I have Nikon and Canon codec installed in windows 10 so I can open images directly. I also have lightroom for comparing images. When I open the same image shot on Nikon D3400 and Canon 200D on auto white balance and in RAW then the white balance is not same. I keep the lighting the same and shoot the same subject and also shoot RAW NOT JPEG. But I find that Nikon raw files have slight yellow/greenish tint. While Canon raw files have neutral color. So I think different camera brands process color differently in sensor level. Please share your opinion about this issue.
There are several possible things going on here.
1) You're probably looking at the JPEG preview
Most image view programs that can show RAW files but are not meant for processing them show the embedded JPEG preview. The camera creates this using its internal JPEG engine and stores it along with other data in the RAW file.

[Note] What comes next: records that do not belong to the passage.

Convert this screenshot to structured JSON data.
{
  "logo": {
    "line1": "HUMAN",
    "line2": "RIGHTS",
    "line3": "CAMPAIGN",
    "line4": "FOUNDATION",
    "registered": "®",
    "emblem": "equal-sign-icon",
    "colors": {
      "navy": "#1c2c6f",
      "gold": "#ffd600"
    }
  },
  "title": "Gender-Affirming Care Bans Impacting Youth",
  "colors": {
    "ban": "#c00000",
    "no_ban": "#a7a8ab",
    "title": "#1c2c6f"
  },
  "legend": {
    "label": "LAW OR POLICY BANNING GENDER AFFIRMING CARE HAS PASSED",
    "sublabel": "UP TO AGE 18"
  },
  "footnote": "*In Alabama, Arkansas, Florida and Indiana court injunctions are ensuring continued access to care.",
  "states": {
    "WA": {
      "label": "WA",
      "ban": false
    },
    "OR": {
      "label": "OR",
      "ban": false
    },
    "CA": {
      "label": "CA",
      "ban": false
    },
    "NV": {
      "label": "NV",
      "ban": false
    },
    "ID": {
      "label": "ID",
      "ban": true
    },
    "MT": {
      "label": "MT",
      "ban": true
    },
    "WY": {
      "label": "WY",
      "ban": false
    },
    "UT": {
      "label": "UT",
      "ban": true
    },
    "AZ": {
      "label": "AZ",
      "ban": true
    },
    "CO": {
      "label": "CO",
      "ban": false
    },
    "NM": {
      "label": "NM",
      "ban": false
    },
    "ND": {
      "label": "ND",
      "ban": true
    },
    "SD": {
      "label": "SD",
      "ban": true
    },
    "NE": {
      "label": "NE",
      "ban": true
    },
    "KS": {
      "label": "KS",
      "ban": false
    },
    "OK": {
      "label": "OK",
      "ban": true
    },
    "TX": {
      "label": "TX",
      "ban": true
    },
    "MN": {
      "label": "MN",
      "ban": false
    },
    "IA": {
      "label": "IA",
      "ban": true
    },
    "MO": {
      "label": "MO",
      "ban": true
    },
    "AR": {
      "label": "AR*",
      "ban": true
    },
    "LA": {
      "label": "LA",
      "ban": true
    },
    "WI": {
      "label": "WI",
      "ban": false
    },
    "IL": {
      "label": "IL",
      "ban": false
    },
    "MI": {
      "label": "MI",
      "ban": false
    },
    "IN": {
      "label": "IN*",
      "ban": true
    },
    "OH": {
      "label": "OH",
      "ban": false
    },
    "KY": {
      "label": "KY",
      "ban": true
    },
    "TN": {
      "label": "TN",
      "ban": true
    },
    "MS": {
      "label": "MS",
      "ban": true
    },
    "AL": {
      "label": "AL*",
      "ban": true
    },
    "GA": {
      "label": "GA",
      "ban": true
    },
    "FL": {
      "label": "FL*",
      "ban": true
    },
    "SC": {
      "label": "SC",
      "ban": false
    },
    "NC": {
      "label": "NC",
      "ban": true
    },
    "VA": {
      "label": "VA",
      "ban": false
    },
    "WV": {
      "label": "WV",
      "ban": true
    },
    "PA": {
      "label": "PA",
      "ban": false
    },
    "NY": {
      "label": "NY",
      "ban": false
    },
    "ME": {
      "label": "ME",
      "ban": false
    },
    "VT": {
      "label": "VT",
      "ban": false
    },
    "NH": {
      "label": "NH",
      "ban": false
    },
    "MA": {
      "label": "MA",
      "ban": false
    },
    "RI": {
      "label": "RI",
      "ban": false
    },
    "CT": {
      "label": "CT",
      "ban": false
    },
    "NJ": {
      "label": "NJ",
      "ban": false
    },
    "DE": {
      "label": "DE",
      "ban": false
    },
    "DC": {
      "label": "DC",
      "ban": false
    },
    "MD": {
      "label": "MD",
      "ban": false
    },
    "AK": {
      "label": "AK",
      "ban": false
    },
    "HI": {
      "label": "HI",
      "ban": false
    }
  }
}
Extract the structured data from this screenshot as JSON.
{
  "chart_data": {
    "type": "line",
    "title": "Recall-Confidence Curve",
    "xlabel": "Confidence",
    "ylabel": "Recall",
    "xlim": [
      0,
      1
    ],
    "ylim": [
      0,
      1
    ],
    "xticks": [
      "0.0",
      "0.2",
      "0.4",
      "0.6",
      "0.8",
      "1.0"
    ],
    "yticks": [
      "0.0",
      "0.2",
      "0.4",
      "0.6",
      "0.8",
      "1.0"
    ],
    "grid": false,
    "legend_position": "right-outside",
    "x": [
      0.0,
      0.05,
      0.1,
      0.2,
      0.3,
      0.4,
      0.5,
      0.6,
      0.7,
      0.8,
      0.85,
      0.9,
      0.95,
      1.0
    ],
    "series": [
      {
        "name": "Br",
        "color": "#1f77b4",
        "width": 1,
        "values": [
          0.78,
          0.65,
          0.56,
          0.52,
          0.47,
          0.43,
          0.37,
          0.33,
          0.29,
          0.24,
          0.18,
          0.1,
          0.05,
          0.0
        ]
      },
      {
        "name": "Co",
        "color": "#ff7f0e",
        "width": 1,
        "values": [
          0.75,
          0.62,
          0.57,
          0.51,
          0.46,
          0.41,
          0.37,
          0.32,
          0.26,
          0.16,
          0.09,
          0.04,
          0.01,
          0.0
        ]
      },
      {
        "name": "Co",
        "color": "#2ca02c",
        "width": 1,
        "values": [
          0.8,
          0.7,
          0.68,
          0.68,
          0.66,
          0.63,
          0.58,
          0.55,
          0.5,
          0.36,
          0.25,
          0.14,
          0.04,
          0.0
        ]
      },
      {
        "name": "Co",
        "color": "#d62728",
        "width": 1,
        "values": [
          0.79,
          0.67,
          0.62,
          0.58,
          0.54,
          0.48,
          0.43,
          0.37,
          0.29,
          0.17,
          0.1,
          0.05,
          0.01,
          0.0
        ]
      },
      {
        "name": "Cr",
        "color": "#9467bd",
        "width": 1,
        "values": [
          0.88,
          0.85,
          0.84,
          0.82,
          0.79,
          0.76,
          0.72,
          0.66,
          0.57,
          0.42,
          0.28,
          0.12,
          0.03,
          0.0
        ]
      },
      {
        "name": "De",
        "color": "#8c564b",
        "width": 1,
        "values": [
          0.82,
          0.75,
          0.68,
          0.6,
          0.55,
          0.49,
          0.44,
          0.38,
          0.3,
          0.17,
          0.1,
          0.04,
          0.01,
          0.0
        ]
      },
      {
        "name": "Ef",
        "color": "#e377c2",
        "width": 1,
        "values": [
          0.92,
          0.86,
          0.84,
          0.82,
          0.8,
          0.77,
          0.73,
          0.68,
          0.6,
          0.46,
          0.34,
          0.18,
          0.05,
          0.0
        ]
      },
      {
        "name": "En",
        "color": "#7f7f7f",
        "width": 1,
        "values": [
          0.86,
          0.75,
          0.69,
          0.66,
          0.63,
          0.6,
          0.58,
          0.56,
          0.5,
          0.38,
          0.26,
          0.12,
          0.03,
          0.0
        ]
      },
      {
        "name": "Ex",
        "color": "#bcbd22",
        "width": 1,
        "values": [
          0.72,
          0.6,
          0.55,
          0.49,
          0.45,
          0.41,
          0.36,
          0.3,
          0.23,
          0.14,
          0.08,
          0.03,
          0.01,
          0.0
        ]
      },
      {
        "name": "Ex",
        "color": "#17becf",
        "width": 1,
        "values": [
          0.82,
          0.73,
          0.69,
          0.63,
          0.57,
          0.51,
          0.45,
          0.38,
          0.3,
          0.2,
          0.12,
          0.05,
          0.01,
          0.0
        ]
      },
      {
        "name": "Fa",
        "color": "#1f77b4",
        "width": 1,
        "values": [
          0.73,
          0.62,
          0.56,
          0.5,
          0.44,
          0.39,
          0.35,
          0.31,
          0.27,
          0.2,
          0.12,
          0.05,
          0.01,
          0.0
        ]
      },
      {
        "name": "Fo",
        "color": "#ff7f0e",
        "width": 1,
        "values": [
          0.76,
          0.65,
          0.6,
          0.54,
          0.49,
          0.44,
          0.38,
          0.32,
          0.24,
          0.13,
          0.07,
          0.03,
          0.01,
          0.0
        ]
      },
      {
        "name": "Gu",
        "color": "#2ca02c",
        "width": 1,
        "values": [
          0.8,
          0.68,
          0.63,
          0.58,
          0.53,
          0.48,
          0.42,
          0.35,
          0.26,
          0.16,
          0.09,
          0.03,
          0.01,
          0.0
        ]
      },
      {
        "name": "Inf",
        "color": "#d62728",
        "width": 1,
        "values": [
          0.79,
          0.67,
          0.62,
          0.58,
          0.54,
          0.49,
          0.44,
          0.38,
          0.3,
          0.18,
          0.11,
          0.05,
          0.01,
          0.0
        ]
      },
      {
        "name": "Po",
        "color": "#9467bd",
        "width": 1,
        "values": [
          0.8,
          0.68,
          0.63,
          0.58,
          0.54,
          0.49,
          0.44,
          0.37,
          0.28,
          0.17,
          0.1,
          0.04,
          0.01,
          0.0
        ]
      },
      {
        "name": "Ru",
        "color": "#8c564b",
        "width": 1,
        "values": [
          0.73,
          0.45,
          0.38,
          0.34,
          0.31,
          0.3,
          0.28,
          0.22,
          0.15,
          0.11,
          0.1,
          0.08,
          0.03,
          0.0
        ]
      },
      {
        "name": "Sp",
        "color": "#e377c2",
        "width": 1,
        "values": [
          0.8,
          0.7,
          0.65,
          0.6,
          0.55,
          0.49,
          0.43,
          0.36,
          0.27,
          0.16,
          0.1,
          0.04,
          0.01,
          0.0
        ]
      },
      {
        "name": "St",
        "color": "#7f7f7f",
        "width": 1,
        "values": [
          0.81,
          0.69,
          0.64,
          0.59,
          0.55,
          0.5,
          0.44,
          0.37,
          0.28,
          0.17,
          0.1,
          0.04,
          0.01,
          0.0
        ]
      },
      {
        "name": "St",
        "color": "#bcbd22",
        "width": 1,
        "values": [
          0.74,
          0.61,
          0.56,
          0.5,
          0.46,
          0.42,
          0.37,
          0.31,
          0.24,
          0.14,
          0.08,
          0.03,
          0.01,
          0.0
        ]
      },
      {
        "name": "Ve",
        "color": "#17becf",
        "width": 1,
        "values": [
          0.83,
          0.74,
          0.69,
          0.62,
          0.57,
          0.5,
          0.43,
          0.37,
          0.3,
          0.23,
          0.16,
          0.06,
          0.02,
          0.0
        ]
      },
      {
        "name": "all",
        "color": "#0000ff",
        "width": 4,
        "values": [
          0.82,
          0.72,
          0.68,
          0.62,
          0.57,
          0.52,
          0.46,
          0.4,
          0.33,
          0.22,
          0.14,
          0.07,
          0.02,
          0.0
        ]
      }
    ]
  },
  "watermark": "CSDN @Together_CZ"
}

Showing this is a lot less effort and generally more useful than showing an opinionated default rendering of the raw file. (Remember, a RAW file doesn't have just one valid interpretation. See What does an unprocessed RAW file look like?).
But, if that's not it, also consider:
2) You can't shoot the same image on different cameras
The processing isn't the only thing that's different. The sensor itself is, as is the filter stack over the sensor (including the color filter array). And you probably didn't use the same lens. Even similar lenses transmit light slightly differently.
3) There could be differences in the scene itself
And if you took the exact same image at the same time, the cameras weren't in the same place; or, if they were in the same place, the images weren't taken at the same time. This could be particularly a big deal if you are shooting under fluorescent lights (including LEDs) and are using a fast shutter speed.
4) There are two ways you could be doing auto white-balance even with RAW files.
One could be to use your RAW converter's algorithm, which might produce different results simply due to the differences above. But it's also possible that the RAW converter is using the "as shot" white balance, read from metadata in the image (and the same as the camera's JPEG rendering).